Minnesota Hospital Association


January 23, 2018

Cuyuna Regional Medical Center supports hunger relief in its community and beyond

When the final school bells ring and summer break begins, nearly half the 1,025 youth in Cuyuna Regional Medical Center’s (CRMC) service area are at risk of going hungry. Forty-five percent of these students receive free or reduced-cost meals through the National School Lunch Program, but none of these kids receive meals through the summer months.   

As part of CRMC’s commitment to keeping kids healthy, the hospital in 2015 partnered with area churches to provide nutritious meals to kids and teens throughout the summer and continued its commitment by also providing basic needs to students over holiday breaks and healthy, free food during community events.   

More than half of the children in the area live in households that are unable to consistently access enough nutrition for a healthy life and struggle to put food on the table. Poverty is the reason; in Crosby, the per capita income is $15,465 and the median household income is $29,906.   
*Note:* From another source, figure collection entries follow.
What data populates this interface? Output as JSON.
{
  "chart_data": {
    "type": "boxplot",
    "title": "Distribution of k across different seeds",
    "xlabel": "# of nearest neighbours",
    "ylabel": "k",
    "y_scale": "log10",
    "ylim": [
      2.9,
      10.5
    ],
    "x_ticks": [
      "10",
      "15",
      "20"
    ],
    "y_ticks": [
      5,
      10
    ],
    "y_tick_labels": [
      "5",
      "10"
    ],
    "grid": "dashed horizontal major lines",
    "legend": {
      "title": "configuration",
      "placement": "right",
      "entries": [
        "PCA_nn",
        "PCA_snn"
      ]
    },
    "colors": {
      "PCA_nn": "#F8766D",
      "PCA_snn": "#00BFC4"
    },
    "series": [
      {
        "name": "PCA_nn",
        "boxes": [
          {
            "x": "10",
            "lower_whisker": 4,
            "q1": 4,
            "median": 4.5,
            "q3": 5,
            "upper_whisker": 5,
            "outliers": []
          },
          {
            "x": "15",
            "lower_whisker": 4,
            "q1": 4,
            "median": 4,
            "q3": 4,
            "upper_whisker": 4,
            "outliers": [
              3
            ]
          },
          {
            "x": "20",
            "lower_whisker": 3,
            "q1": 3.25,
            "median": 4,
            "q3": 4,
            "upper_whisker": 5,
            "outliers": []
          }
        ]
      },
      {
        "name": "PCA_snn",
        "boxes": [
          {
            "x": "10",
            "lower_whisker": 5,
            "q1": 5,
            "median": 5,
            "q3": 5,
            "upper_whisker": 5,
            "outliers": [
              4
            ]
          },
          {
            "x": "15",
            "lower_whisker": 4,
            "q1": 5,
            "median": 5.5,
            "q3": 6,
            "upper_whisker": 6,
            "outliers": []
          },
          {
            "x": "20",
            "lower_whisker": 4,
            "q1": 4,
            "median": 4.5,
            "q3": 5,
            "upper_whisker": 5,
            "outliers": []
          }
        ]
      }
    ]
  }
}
Lunch Bunch is an annual event that has grown each year. A total of 3,820 meals were provided in 2015; 4,650 in 2016; and 4,800 in 2017. The majority of youth in the area’s total population of 3,400 residents were served. Each Wednesday, two different CRMC volunteers prepare and distribute the meals planned by a registered dietitian.   

CRMC also provides hot soup and bread to 1,100 people at Crosby’s Christmas in the Park event in December and a nutritious light meal to another 800 people at the community’s Music in the Park celebration in June. About 30 staff volunteer for each of the events.   

In September, 32 CRMC volunteers prepared 9,072 meals at Kids Against Hunger in Nisswa to send to those affected by Hurricane Irma in Florida and donated $2,500 towards the food cost. In May, two CRMC staff collected $253 of food at the Baxter Cub Food Grocery Grab, which was delivered to the Cuyuna Food Shelf in Crosby.    

CRMC supports these initiatives with an annual investment of approximately $20,000.